Проснулась она свежей, с ясной головой и пошла в ванну. По привычке не думала о произошедшем, не пыталась его оценивать, тем более критиковать. Черт с ним, наплевать — не самый худший вариант, не самый худший вид работы. Может, и не «золотой билет» в лотерее, как убеждал ее Кир Герасимов, но, если удастся преодолеть неприязнь к старческой неряшливости Деда да свыкнуться с историями его подвигов, — терпеть можно.
Дед проснулся веселеньким, словно жених после брачной ночи.
— Ты, голуба, понравилась мне, — сказал он одобрительно. — Послушная, понятливая и не материшься. Понимаешь, что человеку нужно, и своих прав не качаешь. С меня любые бриллианты можно содрать, если лаской, нежностью да сноровкой, без хамства. Ух! Будешь приходить по понедельникам и четвергам и оставаться до утра. В выходные можешь отдыхать. Я понимаю, дело молодое. Аванс — пятнадцатого, зарплата — первого числа.

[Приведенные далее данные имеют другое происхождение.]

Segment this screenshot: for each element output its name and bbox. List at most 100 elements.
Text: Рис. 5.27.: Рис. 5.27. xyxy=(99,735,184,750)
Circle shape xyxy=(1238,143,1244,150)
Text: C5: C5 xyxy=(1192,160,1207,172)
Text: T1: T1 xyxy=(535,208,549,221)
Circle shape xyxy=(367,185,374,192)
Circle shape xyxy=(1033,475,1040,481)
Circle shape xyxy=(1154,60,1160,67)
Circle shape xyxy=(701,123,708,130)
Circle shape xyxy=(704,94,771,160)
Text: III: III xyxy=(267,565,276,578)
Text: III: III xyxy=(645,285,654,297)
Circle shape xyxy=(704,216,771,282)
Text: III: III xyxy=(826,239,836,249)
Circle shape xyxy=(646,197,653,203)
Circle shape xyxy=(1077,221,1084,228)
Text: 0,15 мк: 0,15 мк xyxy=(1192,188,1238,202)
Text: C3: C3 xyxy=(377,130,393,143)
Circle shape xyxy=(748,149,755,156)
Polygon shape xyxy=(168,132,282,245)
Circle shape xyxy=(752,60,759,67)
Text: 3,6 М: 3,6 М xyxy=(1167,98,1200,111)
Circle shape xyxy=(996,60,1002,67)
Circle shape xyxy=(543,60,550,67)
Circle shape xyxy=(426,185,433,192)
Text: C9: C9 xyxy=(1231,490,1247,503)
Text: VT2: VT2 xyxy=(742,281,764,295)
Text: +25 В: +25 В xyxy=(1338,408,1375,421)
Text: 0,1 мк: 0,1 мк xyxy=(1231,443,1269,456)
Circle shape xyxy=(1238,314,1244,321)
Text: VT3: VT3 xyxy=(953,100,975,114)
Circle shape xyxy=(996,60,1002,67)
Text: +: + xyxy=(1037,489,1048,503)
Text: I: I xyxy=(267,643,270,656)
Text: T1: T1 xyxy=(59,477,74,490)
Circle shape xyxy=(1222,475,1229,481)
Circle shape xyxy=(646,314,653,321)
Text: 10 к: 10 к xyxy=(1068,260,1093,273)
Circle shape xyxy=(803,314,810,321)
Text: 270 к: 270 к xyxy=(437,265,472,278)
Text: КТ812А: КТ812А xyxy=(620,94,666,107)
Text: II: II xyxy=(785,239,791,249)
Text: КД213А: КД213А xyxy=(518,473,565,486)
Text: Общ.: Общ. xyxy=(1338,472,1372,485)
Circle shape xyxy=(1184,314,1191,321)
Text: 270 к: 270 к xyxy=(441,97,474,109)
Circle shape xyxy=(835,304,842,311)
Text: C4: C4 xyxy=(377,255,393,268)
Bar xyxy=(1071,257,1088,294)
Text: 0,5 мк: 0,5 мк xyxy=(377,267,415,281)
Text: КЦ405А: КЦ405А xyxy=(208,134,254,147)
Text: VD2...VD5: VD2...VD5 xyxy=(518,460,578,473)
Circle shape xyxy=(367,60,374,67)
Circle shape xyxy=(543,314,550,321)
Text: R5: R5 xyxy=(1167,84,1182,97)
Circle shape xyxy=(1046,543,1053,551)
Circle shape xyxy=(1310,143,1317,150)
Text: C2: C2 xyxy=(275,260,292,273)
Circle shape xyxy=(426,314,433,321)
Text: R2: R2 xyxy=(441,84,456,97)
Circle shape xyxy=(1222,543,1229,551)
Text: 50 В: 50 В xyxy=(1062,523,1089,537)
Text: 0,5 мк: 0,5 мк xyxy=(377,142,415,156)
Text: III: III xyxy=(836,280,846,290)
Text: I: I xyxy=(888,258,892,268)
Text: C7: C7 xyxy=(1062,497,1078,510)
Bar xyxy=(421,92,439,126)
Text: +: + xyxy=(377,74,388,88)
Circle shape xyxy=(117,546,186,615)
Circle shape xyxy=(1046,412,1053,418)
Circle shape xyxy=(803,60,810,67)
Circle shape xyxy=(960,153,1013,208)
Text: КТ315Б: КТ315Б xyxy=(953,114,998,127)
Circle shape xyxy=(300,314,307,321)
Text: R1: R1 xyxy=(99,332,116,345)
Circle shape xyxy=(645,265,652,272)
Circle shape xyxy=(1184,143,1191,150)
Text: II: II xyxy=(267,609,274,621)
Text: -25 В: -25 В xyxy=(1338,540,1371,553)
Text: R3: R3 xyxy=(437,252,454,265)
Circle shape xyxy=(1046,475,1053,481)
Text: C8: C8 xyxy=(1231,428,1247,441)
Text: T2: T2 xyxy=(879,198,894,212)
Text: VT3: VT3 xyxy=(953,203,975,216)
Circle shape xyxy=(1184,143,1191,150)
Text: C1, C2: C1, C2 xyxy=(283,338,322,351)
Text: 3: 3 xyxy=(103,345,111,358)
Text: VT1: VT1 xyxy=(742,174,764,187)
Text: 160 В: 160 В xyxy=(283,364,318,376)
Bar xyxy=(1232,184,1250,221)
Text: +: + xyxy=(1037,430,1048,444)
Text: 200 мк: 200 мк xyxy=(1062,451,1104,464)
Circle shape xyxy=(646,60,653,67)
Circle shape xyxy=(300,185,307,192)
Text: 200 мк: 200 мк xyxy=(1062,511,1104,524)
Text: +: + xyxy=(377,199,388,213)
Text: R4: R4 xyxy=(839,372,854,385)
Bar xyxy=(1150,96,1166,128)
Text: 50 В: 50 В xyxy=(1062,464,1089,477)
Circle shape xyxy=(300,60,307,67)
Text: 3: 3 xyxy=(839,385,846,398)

Получи аванс.
Он тут же подал ей красивый новогодний конверт, по объему которого Аня смекнула, что аванс этот весьма значительный, если Дед не натолкал туда самой мелкой, рублевой купюры.
— Каждый раз так и будем? — спросила она.
— А что тебе еще надо? — удивился Дед. — Разве плохо?
— Хорошо, — согласилась Аня, потому что любое возражение никакого смысла не имело. Истинно сказано — каждый сходит с ума по-своему.
— Я тебе, голуба, не указываю, как жить. Кир сказал, что ты девушка порядочная и учишься хорошо, но если узнаю от Кира, что со шпаной связалась, с хулиганами, то тогда, извини, лафа твоя при мне разом кончится. Никому про меня не говори. Тебе же лучше, что никто про нас с тобой знать не будет.
— Да уж, — согласилась Аня.
Зазвонил телефон, и Дед, сделав Ане знак, чтоб она уходила, взялся за трубку.
Уже в дверях Аня услышала, как он с кем-то говорил по телефону — жестко, властно и непререкаемо, без всяких «голуба» и уханий, без стариковского благодушия.
Аня запуталась в трех замках и двух засовах на двери его квартиры, но Дед поспешно вышел в коридор и выпустил ее на лестничную площадку.